• 6102 sayılı Türk Ticaret Kanununda Yer Alan Madde Gerekçesi

    Birinci fıkra: Maddenin birinci fıkrası 6762 sayılı Kanunun 470. maddesinin birinci fıkrasından küçük bir değişiklikle alınmıştır. Mevcut metinde birinci fıkrada “Esas sermaye” denilmişken, Tasarı’da, kavramın kayıtlı sermaye sistemini de kapsaması için “Sermaye” terimi kullanılmıştır.

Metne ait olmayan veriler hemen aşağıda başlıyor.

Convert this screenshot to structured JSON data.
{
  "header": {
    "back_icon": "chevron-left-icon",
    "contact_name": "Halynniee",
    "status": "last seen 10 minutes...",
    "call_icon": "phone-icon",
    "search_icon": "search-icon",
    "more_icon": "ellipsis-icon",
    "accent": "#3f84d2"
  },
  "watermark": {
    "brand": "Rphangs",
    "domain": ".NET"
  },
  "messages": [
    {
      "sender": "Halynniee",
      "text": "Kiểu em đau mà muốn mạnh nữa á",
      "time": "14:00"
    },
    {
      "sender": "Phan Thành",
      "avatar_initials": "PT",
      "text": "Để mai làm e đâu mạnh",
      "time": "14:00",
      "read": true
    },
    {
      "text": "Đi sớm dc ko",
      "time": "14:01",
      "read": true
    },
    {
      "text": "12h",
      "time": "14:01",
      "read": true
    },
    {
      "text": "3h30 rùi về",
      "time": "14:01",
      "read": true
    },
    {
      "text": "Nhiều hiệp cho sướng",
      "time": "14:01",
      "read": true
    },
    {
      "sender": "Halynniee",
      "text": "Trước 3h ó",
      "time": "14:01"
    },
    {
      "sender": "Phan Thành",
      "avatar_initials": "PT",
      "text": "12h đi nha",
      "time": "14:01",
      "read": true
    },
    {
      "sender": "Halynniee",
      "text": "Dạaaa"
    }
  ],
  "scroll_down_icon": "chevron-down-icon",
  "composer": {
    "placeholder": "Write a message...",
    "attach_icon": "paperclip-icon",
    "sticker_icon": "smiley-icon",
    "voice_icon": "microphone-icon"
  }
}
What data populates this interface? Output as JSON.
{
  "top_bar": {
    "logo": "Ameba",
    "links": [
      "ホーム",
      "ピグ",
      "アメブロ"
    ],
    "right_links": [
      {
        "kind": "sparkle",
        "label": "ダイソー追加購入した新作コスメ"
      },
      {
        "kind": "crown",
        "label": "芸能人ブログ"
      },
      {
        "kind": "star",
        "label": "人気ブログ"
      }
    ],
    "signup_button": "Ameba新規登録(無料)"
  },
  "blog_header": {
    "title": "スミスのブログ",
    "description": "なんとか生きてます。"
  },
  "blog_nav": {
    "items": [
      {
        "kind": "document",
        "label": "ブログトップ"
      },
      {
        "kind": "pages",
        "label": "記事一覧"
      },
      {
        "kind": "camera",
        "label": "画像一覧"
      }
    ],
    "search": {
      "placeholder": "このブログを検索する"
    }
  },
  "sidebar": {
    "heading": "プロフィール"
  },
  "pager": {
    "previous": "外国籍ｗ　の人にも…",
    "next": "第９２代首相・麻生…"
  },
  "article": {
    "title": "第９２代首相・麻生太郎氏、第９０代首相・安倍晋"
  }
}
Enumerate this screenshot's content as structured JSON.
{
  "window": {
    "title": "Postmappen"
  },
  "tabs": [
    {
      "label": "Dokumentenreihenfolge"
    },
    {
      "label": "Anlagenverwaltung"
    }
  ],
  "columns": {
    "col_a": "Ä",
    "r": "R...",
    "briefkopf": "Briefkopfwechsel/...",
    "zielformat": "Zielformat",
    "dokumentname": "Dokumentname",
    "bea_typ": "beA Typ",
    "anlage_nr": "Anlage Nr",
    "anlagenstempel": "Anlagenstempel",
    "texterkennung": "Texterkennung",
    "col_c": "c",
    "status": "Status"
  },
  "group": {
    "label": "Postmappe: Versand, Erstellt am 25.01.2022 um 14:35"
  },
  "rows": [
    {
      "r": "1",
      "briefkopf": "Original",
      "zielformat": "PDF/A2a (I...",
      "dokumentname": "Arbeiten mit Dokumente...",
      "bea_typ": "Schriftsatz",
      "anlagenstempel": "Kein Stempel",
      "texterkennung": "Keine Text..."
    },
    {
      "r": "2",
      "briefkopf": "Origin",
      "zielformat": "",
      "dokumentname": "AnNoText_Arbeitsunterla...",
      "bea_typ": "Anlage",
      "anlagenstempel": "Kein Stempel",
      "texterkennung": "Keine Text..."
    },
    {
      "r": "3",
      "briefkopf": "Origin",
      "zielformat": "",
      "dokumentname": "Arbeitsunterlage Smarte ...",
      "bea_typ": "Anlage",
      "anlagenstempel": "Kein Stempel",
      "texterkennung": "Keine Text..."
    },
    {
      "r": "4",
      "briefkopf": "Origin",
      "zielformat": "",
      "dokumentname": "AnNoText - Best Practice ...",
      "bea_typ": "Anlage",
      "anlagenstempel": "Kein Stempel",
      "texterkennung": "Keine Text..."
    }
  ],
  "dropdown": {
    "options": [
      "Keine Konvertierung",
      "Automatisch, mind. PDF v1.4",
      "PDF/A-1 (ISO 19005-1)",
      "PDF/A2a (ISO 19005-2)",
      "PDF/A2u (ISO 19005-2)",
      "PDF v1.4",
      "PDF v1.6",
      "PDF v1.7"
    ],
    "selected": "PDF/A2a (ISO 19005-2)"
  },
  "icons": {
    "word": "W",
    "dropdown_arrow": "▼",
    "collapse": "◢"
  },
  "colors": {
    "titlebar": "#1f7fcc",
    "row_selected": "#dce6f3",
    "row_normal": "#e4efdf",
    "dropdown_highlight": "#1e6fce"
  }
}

    İkinci fıkra: Tasarının ikinci fıkrası da, 6762 sayılı Kanunun 470 inci maddesinin ikinci fıkrasından esinlenerek kaleme alınmıştır. İlk değişiklik Tasarıdaki “net dönem kârından” ibaresi ile yapılmıştır. Mevcut metindeki “safî kâr” terimi uygulamada ve öğretide açıklıktan yoksun bir kavram olarak nitelendirilerek eleştirilmiştir. “Safî” sözcüğü açık olmakla birlikte “kâr” kavramının bir sıfatla tanımlanması gerektiği haklı olarak ileri sürülmektedir. Hangi kâr? Dönem kârı mı yoksa bilânçoda geçen yıldan aktarılan kârı da içerebilecek olan bilânçodaki kâr mı? “Dönem kârı” bu tartışmaları ortadan kaldıracak açıklıktadır. “Net” kelimesi ise Tasarının başka maddelerinde kullanılan ve uluslararası literatürde geçerli olan terim ile de uyumu sağlamaktadır.

    İkinci fıkrada, olaganüstü, yani genel kurulun kendi takdiri ile ayırdığı yedek akçeler dahil, şirketin isteğiyle ayrılan tüm yedek akçeler uygulamamızda “dağıtılmak amacıyla” ayrıldıkları belirtilmeden “amaçsız olarak” yedek akçe hesabına alınmaktadır.

    Başka bir deyişle, şirketin iradesi gereği yedek akçe hesabına alınan kârlarda “dağıtılma amacı” hiçbir zaman belirtilmemektedir. Böyle bir uygulama yoktur. Bu sebeple yorum güçlüklerine ve bazı yanlış anlamalara yol açmamak için Tasarıda “serbest yedek akçelerden” ibaresi tercih edilmiştir. Kâr payı, vergisi verilmek şartıyla, yeniden değerleme, enflasyon düzeltmesi gibi fonlardan da dağıtılabilir. Ancak, bunlar Tasarıda düzenlenmemiş, dağıtım kuralları ilgili mevzuatta öngörülmüştür. Bu sebeple anılan fonları ayrıca zikretmek gereği duyulmamıştır.

    Tasarıdaki “net dönem kârı” ibaresiyle her şeyden önce bilânço zararı düşüldükten sonra kalan kâr kastedilmiştir. Anonim şirkette, bilânçoda geçmiş yıl zararı/zararları varken, yıllık kâr dağıtılamaz. Bu yasak sermayenin korunması ilkesi gereğidir ve anonim şirketlere ilişkin evrensel bir kuraldır. “Net kâr”ın vergi öncesi veya vergi sonrası kârı ifade etmesi ise bir şirketler hukuku sorunu değildir.

    Üçüncü fıkra: Kâr payı avansını halka açık anonim şirketlere özgülemenin haklı bir sebebi yoktur. Bu sebeple avans Tasarıda genelleştirilmiş, uygulama kurallarının kapalı şirketlerde Sanayi ve Ticaret Bakanlığınca bir tebliğ ile düzenlenmesi uygun görülmüştür.